Ask about exit fees. Find out if the offer has an exit fee if you cancel the contract early. Currently, exit fees are capped at $50. You can avoid getting slapped with an exit fee if you cancel a contract within 10 days of the supplier’s charges first appearing on your bill. (Note: The HEAT Act will eliminate exit fees on Jan. 1, 2020.)
Each year, CUB receives thousands of inquiries from utility customers, including many who have questions about alternative supplier offers or complaints about rates that are double or triple the utility price. While there are plenty of bad deals from alternative suppliers, CUB outlined good choices in the market.
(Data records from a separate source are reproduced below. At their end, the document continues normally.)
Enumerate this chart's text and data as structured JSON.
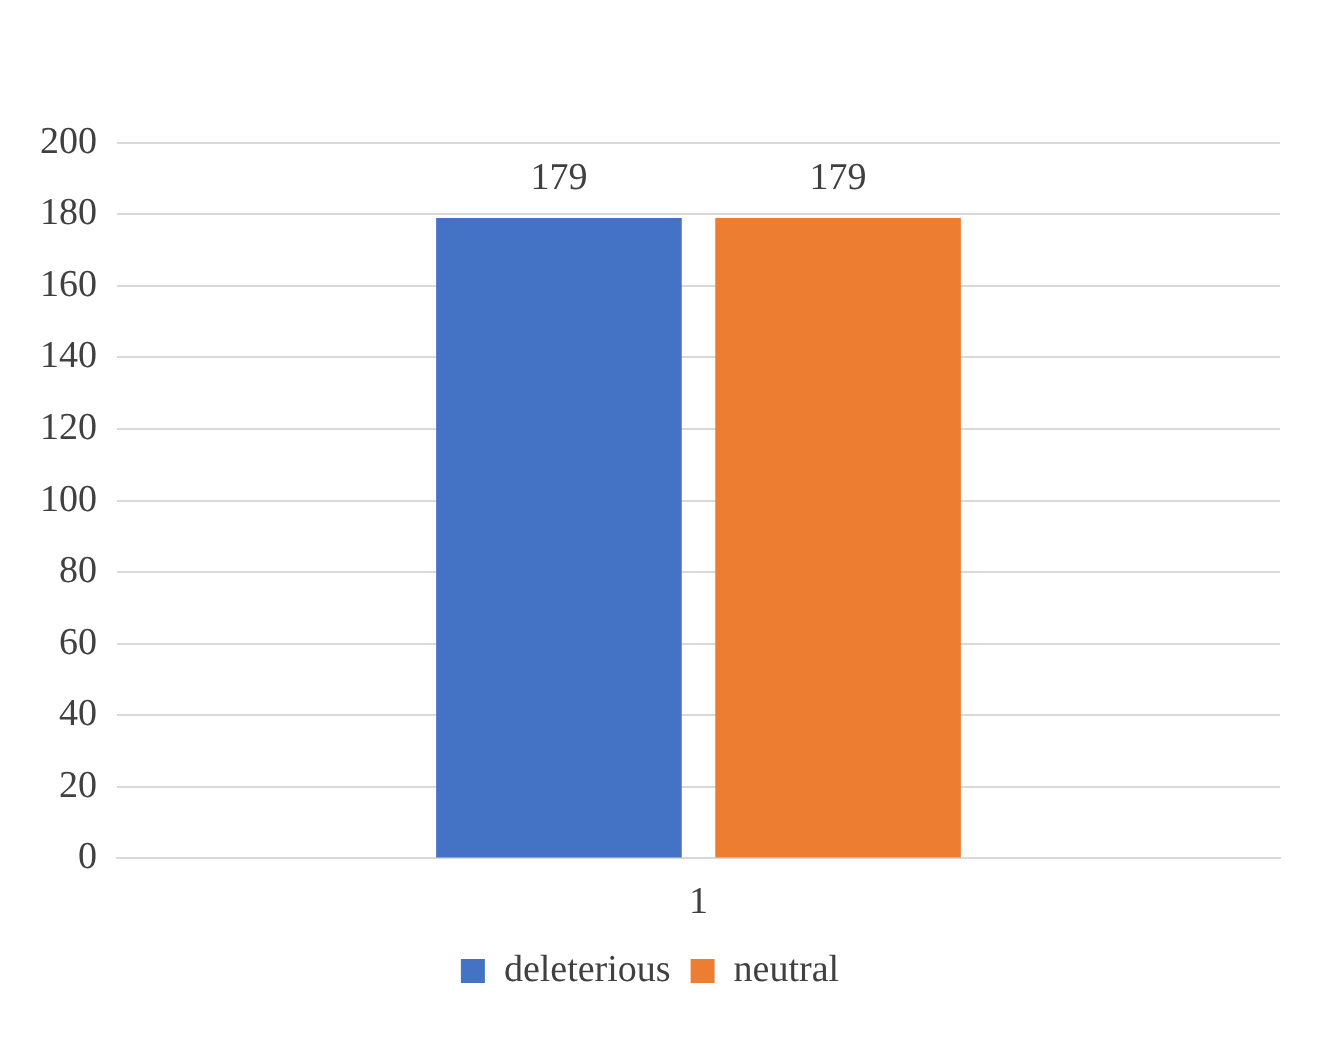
{
  "chart_data": {
    "type": "bar",
    "categories": [
      "1"
    ],
    "series": [
      {
        "name": "deleterious",
        "color": "#4472c4",
        "values": [
          179
        ]
      },
      {
        "name": "neutral",
        "color": "#ed7d31",
        "values": [
          179
        ]
      }
    ],
    "ylim": [
      0,
      200
    ],
    "yticks": [
      0,
      20,
      40,
      60,
      80,
      100,
      120,
      140,
      160,
      180,
      200
    ],
    "grid": "y",
    "legend": "bottom",
    "data_labels": true
  }
}
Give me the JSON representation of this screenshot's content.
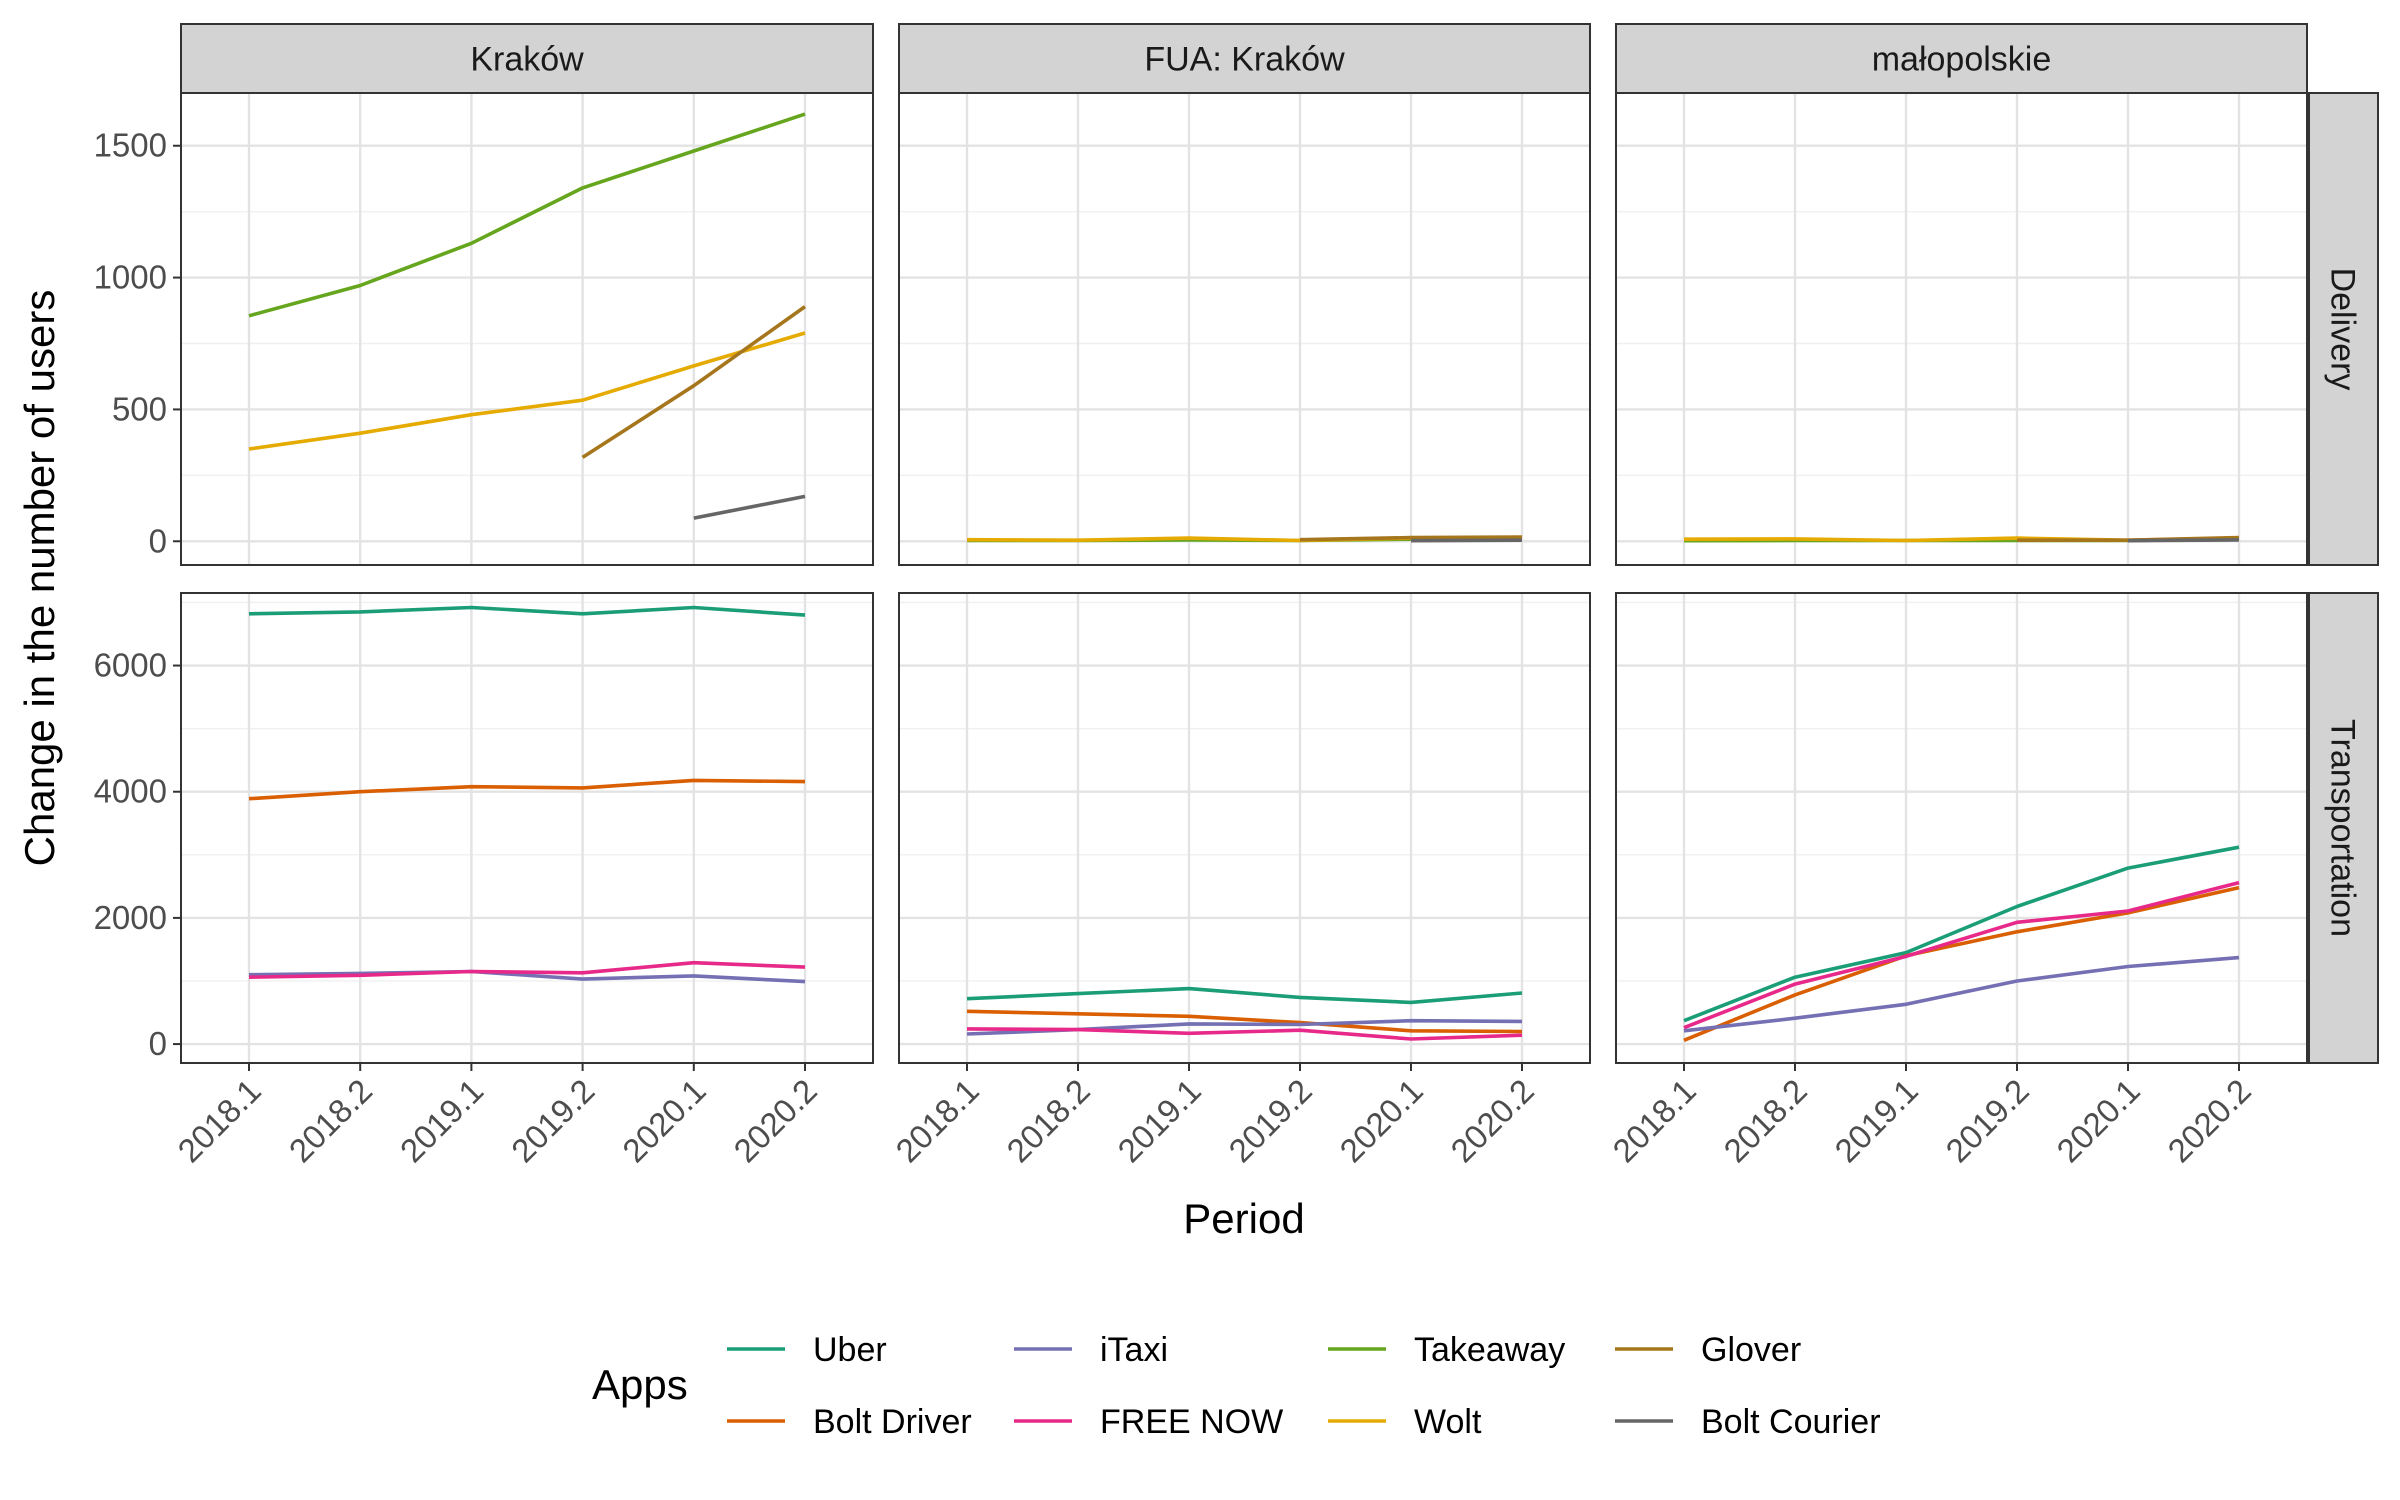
{
  "chart_data": {
    "type": "line",
    "facet_columns": [
      "Kraków",
      "FUA: Kraków",
      "małopolskie"
    ],
    "facet_rows": [
      "Delivery",
      "Transportation"
    ],
    "x": [
      "2018.1",
      "2018.2",
      "2019.1",
      "2019.2",
      "2020.1",
      "2020.2"
    ],
    "xlabel": "Period",
    "ylabel": "Change in the number of users",
    "y_ticks": {
      "Delivery": [
        0,
        500,
        1000,
        1500
      ],
      "Transportation": [
        0,
        2000,
        4000,
        6000
      ]
    },
    "ylim": {
      "Delivery": [
        -90,
        1700
      ],
      "Transportation": [
        -300,
        7150
      ]
    },
    "grid": true,
    "legend": {
      "title": "Apps",
      "position": "bottom",
      "entries": [
        "Uber",
        "Bolt Driver",
        "iTaxi",
        "FREE NOW",
        "Takeaway",
        "Wolt",
        "Glover",
        "Bolt Courier"
      ]
    },
    "colors": {
      "Uber": "#1b9e77",
      "Bolt Driver": "#d95f02",
      "iTaxi": "#7570b3",
      "FREE NOW": "#e7298a",
      "Takeaway": "#66a61e",
      "Wolt": "#e6ab02",
      "Glover": "#a6761d",
      "Bolt Courier": "#666666"
    },
    "panels": [
      {
        "row": "Delivery",
        "col": "Kraków",
        "series": [
          {
            "name": "Takeaway",
            "values": [
              855,
              970,
              1130,
              1340,
              1480,
              1620
            ]
          },
          {
            "name": "Wolt",
            "values": [
              350,
              410,
              480,
              535,
              665,
              790
            ]
          },
          {
            "name": "Glover",
            "values": [
              null,
              null,
              null,
              318,
              590,
              890
            ]
          },
          {
            "name": "Bolt Courier",
            "values": [
              null,
              null,
              null,
              null,
              88,
              170
            ]
          }
        ]
      },
      {
        "row": "Delivery",
        "col": "FUA: Kraków",
        "series": [
          {
            "name": "Takeaway",
            "values": [
              3,
              3,
              5,
              3,
              8,
              10
            ]
          },
          {
            "name": "Wolt",
            "values": [
              6,
              4,
              12,
              3,
              12,
              14
            ]
          },
          {
            "name": "Glover",
            "values": [
              null,
              null,
              null,
              6,
              14,
              16
            ]
          },
          {
            "name": "Bolt Courier",
            "values": [
              null,
              null,
              null,
              null,
              2,
              4
            ]
          }
        ]
      },
      {
        "row": "Delivery",
        "col": "małopolskie",
        "series": [
          {
            "name": "Takeaway",
            "values": [
              2,
              3,
              3,
              3,
              3,
              8
            ]
          },
          {
            "name": "Wolt",
            "values": [
              8,
              9,
              3,
              12,
              4,
              12
            ]
          },
          {
            "name": "Glover",
            "values": [
              null,
              null,
              null,
              4,
              4,
              14
            ]
          },
          {
            "name": "Bolt Courier",
            "values": [
              null,
              null,
              null,
              null,
              2,
              5
            ]
          }
        ]
      },
      {
        "row": "Transportation",
        "col": "Kraków",
        "series": [
          {
            "name": "Uber",
            "values": [
              6820,
              6850,
              6920,
              6820,
              6920,
              6800
            ]
          },
          {
            "name": "Bolt Driver",
            "values": [
              3890,
              4000,
              4080,
              4060,
              4180,
              4160
            ]
          },
          {
            "name": "iTaxi",
            "values": [
              1100,
              1120,
              1150,
              1030,
              1080,
              990
            ]
          },
          {
            "name": "FREE NOW",
            "values": [
              1060,
              1090,
              1150,
              1130,
              1290,
              1220
            ]
          }
        ]
      },
      {
        "row": "Transportation",
        "col": "FUA: Kraków",
        "series": [
          {
            "name": "Uber",
            "values": [
              720,
              800,
              880,
              740,
              660,
              810
            ]
          },
          {
            "name": "Bolt Driver",
            "values": [
              520,
              480,
              440,
              340,
              210,
              200
            ]
          },
          {
            "name": "iTaxi",
            "values": [
              160,
              230,
              320,
              310,
              370,
              360
            ]
          },
          {
            "name": "FREE NOW",
            "values": [
              240,
              230,
              170,
              220,
              80,
              140
            ]
          }
        ]
      },
      {
        "row": "Transportation",
        "col": "małopolskie",
        "series": [
          {
            "name": "Uber",
            "values": [
              370,
              1060,
              1450,
              2180,
              2790,
              3120
            ]
          },
          {
            "name": "Bolt Driver",
            "values": [
              60,
              780,
              1400,
              1780,
              2080,
              2480
            ]
          },
          {
            "name": "iTaxi",
            "values": [
              210,
              410,
              630,
              1000,
              1230,
              1370
            ]
          },
          {
            "name": "FREE NOW",
            "values": [
              260,
              950,
              1390,
              1930,
              2110,
              2560
            ]
          }
        ]
      }
    ]
  }
}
*Energy efficiency. Illinois electric and gas utilities offer discounts/rebates on a wide range of efficiency upgrades. For example, ComEd offers a $100 rebate on smart thermostats, and the utility will pick up an old working refrigerator, recycle it in an environmentally responsible way, and pay the customer $50. ComEd estimates that its customers have cut their electric bills by $4 billion since 2008, thanks to the utility’s efficiency programs.
*Peak Time Savings. This no-cost program gives you a bill credit if you’re able to reduce energy usage for a limited number of hours on certain days (typically hot summer afternoons) when electricity demand is highest. An alternative to Peak Time Savings is Central AC Cycling. It gives you a monthly summer credit of $5 to $10 to let ComEd periodically turn your air conditioning compressor off for a certain amount of time on hot days. You may not notice a difference because your fan stays on to circulate already cooled air.
Hourly Pricing. This program charges a wholesale market price that can change hourly, compared with the traditional rate that only changes twice a year. Hourly Pricing encourages customers to put off heavy energy usage (laundry, for example) until prices are lowest—typically late night and early morning. Savings are not guaranteed, but Hourly Pricing has been saving participants an average of 15 percent on the supply side of their bills.